A Considered Weaving – Alexandria House by Andrew Burns Architecture

Words by Bronwyn Marshall
Photography by Brett Boardman
Interior Design by Andrew Burns Architecture

Taking cues from its richly layered context, Alexandria House emerges as a contemporary interpretation of the terrace house typology. Andrew Burns Architecture combines elements from the past with a refreshing and modern understanding of place to create a home anchored within its surroundings.

Nestled into the dense urban fabric of Sydney’s Alexandria, the same-named house is a crisp and considered contemporary iteration of the many terrace homes that populate the surrounding streets and are icons of Sydney. Sandwiched between two eras, the home sits between a traditional terrace to the south and a more recent courtyard terrace home to the north. In the finding of an identity for the site and carving its own personality amongst the many similarities, Alexandria House draws from its neighbours while curating its own considered resolve connected through a respectful reference to scale and a clean, enduring approach to materiality and light.

Connected but subtly separated, the two-way fireplace acts as a key gesture that defines the two spaces, without the need for traditional vertical dividing elements for to define a separation.

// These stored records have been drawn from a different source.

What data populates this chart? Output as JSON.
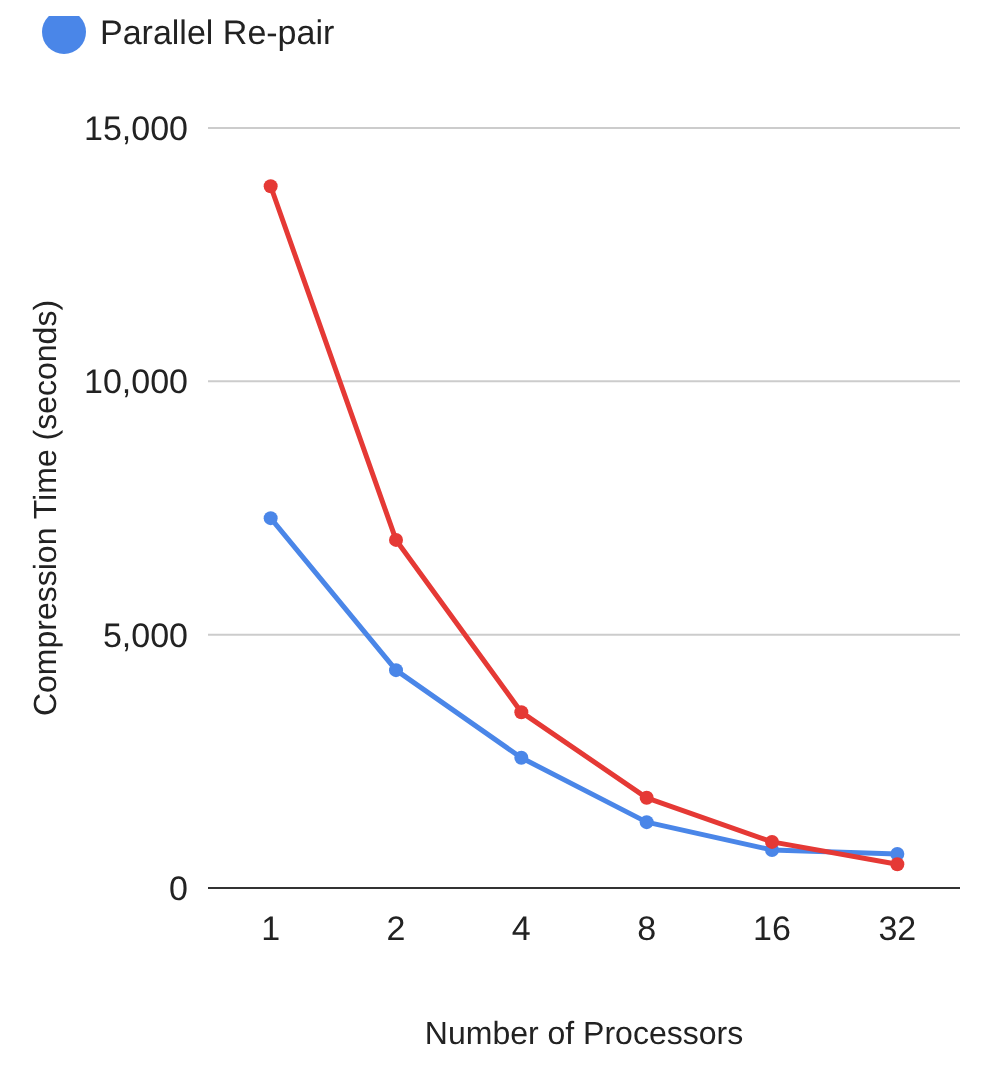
{
  "chart_data": {
    "type": "line",
    "xlabel": "Number of Processors",
    "ylabel": "Compression Time (seconds)",
    "categories": [
      "1",
      "2",
      "4",
      "8",
      "16",
      "32"
    ],
    "series": [
      {
        "name": "Parallel Re-pair",
        "color": "#4a86e8",
        "values": [
          7300,
          4300,
          2570,
          1300,
          750,
          670
        ]
      },
      {
        "color": "#e53935",
        "values": [
          13850,
          6870,
          3470,
          1780,
          910,
          470
        ]
      }
    ],
    "ylim": [
      0,
      15000
    ],
    "yticks": [
      {
        "value": 0,
        "label": "0"
      },
      {
        "value": 5000,
        "label": "5,000"
      },
      {
        "value": 10000,
        "label": "10,000"
      },
      {
        "value": 15000,
        "label": "15,000"
      }
    ],
    "grid": "y",
    "legend": "top",
    "marker": "circle"
  }
}
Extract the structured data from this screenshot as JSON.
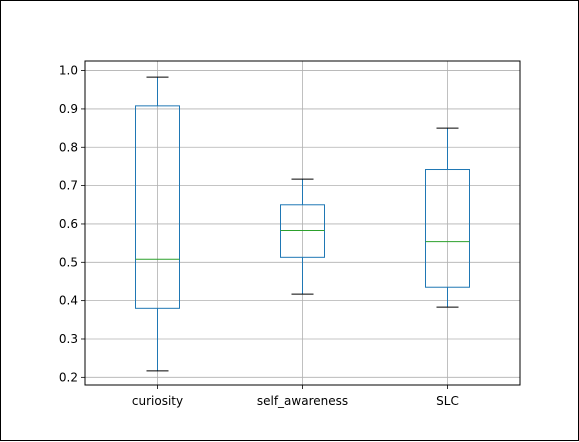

Built by Macbuilt Homes, Alexandria House centres around its own generous internal atrium that allows natural light deep into the internal zones. By taking lessons from the traditional terrace – lessons of long and linear rooms, a rigid formality and lack of access to light, the new proposal acts as a considered offering to mediate issues through a resolved approach. True to the terrace origins, a similar matched understanding and appreciation of scale and proportion allow the home to breathe and stand as its own entity, embedded in place, while fittingly appropriate. With a more structured formality kept and reinterpreted throughout, this then opens to the familiar shared kitchen and dining space, with a separate, more intimate living space. Connected but subtly separated, the two-way fireplace acts as a key gesture that defines the two spaces, without the need for traditional vertical dividing elements for to define a separation.

While clean lines connect the internal spaces of the home, the use of quality, time-wearing materials and detailing ensures the origins of craft are carried through into the new iteration. Celebrating movement and light, the stairwell in its vastness leads the eye upward, while also reinforcing a verticality. Bagged brickwork comes together through a tonal approach, avoiding pops of colour or influences of current trends. The use of oak and stone are utilised in a contemporary and classic way, with a large timber and steel screen veiling the exterior and reinjecting a rhythm into the façade – offering a nod to fretwork detailing of the traditional terrace.

True to the terrace origins, a similar matched understanding and appreciation of scale and proportion allow the home to breathe and stand as its own entity, embedded in place, while fittingly appropriate.

Alexandria House offers its occupants a sense of encasing enclosure, while also connecting to place through weaving in key gestures from the surrounds. Andrew Burns Architecture beautifully combines the new within its context and ,in doing so, creates an interesting template for preserving scale and history, reinterpreted.